Place a barbell on top of the trap, perpendicular to your torso so that it crosses your body front to back. In order to maximize the “smash”, you can even load the bar and perform this exercise from a rack. Once you have adjusted to adequate pressure, you should search for areas that feel most tense, identified by a greater sense of discomfort or pain. Once you find the target area, you will need to move the muscle against the barbell in order to break apart the matted tissue. This movement can be achieved by changing head position or moving your arm through it’s end range in all direction.
This same mobilization technique can be performed with a ball similar in size to a softball by leaning into a wall with the ball placed between the trap muscle and wall, although this practice is a little more challenging. Just like with the barbell, however, you should be searching for any areas that are more tense, tack the tissue down and create movement by moving your head and changing position of your arm and body.
Biceps and Triceps Openers
Loosening the upper trap is only a small part of fixing shoulder position. If the movement patterns that caused the upper trap to be overdeveloped continue, then no amount of passive mobilization and smashing will mend the problem in the long term. The key to making sure that the upper trap stays functional is to ensure that the rest of the musculature that stabilize the shoulders are developed properly. Integrating the biceps and triceps openers is an active approach to mobility in which the goal is to create new range of motion through tension, thus creating more functional and “usable” end ranges. These “openers” were created by Julien Pineau, founder of StrongFit and master of movement, to help individuals improve their proprioception and mobility.

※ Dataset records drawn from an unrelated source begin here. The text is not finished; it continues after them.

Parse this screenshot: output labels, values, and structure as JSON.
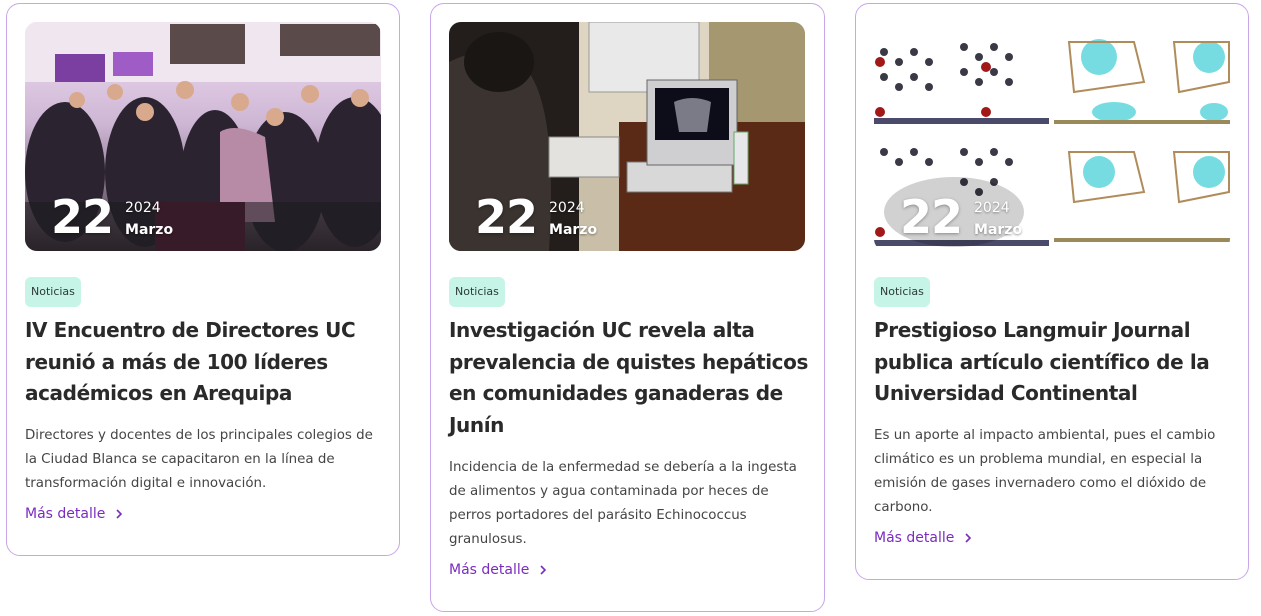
{
  "cards": [
    {
      "day": "22",
      "year": "2024",
      "month": "Marzo",
      "tag": "Noticias",
      "title": "IV Encuentro de Directores UC reunió a más de 100 líderes académicos en Arequipa",
      "excerpt": "Directores y docentes de los principales colegios de la Ciudad Blanca se capacitaron en la línea de transformación digital e innovación.",
      "more": "Más detalle",
      "image": "photo-auditorium-audience"
    },
    {
      "day": "22",
      "year": "2024",
      "month": "Marzo",
      "tag": "Noticias",
      "title": "Investigación UC revela alta prevalencia de quistes hepáticos en comunidades ganaderas de Junín",
      "excerpt": "Incidencia de la enfermedad se debería a la ingesta de alimentos y agua contaminada por heces de perros portadores del parásito Echinococcus granulosus.",
      "more": "Más detalle",
      "image": "photo-ultrasound-lab"
    },
    {
      "day": "22",
      "year": "2024",
      "month": "Marzo",
      "tag": "Noticias",
      "title": "Prestigioso Langmuir Journal publica artículo científico de la Universidad Continental",
      "excerpt": "Es un aporte al impacto ambiental, pues el cambio climático es un problema mundial, en especial la emisión de gases invernadero como el dióxido de carbono.",
      "more": "Más detalle",
      "image": "figure-molecular-structures"
    }
  ],
  "colors": {
    "accent": "#7b2cc0",
    "border": "#c9a6ea",
    "tag_bg": "#c6f5e8"
  }
}
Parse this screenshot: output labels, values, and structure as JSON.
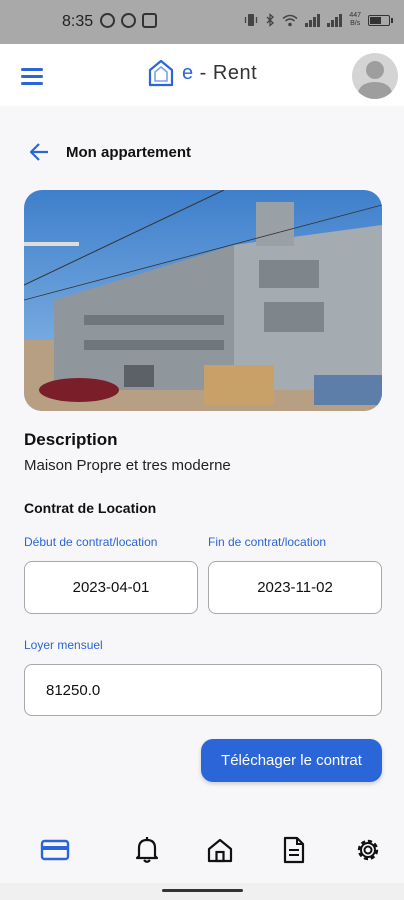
{
  "status": {
    "time": "8:35",
    "net_speed_top": "447",
    "net_speed_bottom": "B/s",
    "battery_level": 0.55
  },
  "app": {
    "brand_prefix": "e",
    "brand_sep": " - ",
    "brand_name": "Rent"
  },
  "page": {
    "title": "Mon appartement"
  },
  "description": {
    "title": "Description",
    "text": "Maison Propre et tres moderne"
  },
  "contract": {
    "title": "Contrat de Location",
    "start_label": "Début de contrat/location",
    "start_value": "2023-04-01",
    "end_label": "Fin de contrat/location",
    "end_value": "2023-11-02",
    "rent_label": "Loyer mensuel",
    "rent_value": "81250.0",
    "download_label": "Téléchager le contrat"
  },
  "colors": {
    "accent": "#2a66d8"
  },
  "nav": [
    {
      "icon": "credit-card-icon",
      "active": true
    },
    {
      "icon": "bell-icon",
      "active": false
    },
    {
      "icon": "home-icon",
      "active": false
    },
    {
      "icon": "document-icon",
      "active": false
    },
    {
      "icon": "settings-icon",
      "active": false
    }
  ]
}
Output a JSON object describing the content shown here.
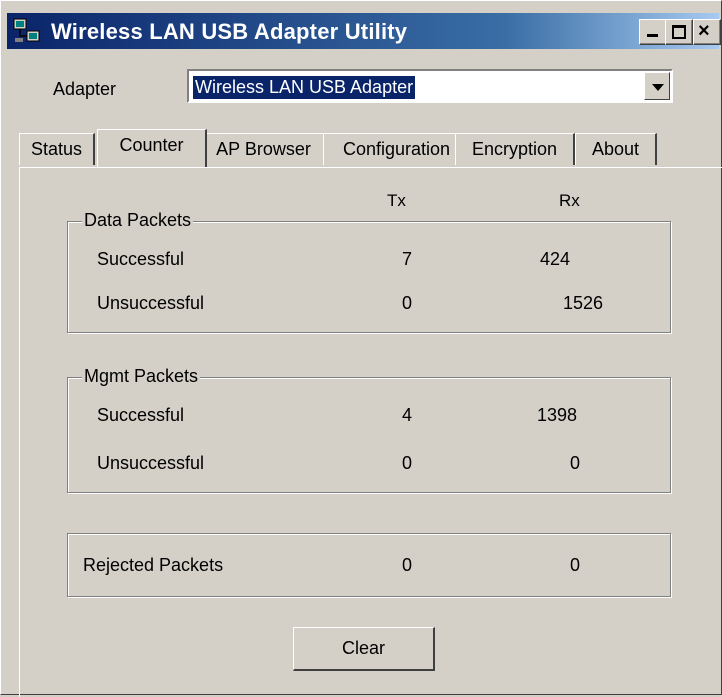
{
  "window": {
    "title": "Wireless LAN USB Adapter Utility"
  },
  "adapter": {
    "label": "Adapter",
    "selected": "Wireless LAN USB Adapter"
  },
  "tabs": [
    {
      "label": "Status"
    },
    {
      "label": "Counter",
      "active": true
    },
    {
      "label": "AP Browser"
    },
    {
      "label": "Configuration"
    },
    {
      "label": "Encryption"
    },
    {
      "label": "About"
    }
  ],
  "columns": {
    "tx": "Tx",
    "rx": "Rx"
  },
  "data_packets": {
    "title": "Data Packets",
    "successful": {
      "label": "Successful",
      "tx": "7",
      "rx": "424"
    },
    "unsuccessful": {
      "label": "Unsuccessful",
      "tx": "0",
      "rx": "1526"
    }
  },
  "mgmt_packets": {
    "title": "Mgmt Packets",
    "successful": {
      "label": "Successful",
      "tx": "4",
      "rx": "1398"
    },
    "unsuccessful": {
      "label": "Unsuccessful",
      "tx": "0",
      "rx": "0"
    }
  },
  "rejected": {
    "label": "Rejected Packets",
    "tx": "0",
    "rx": "0"
  },
  "buttons": {
    "clear": "Clear"
  }
}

The upper trap is countered by the lower trap and latissimus dorsi muscle, or the “lat.” The upward pull created by overdevelopment in the upper trap can be a leading cause of pain and dysfunction in the shoulder and the development of its antagonists are essential to restore proper function and reduce risk of injury.
Hand-over-hand rope pulls are a simple, yet highly effective, exercise to engage the lats with little direction needed to perform the exercise correctly. Performed at a high level of intensity, this exercise works well due to the fact that as fatigue sets in, lat engagement will increase and its effectiveness becomes better, not worse.
Bent-over barbell or dumbbell rows, as well as land-mine rows, are more technical movements, but an individual with a decent amount of proprioception can use them to build an excellent amount of strength in the mid back.
Our shoulders were made to function – to push and pull are basic matters of being human. If you experience shoulder pain, you’re not alone, but it doesn’t have to be something that robs you of your humanity. Before you hang up the towel to having “bad shoulders,” recognize the deficiencies that perhaps you’ve adapted through your choices of movement pattern and take the necessary steps to find balance and restore your body to pain-free, fundamental range of motion. If you do CrossFit and you’ve begun to experience shoulder pain, regularly practice and implement these given exercises and find functional freedom.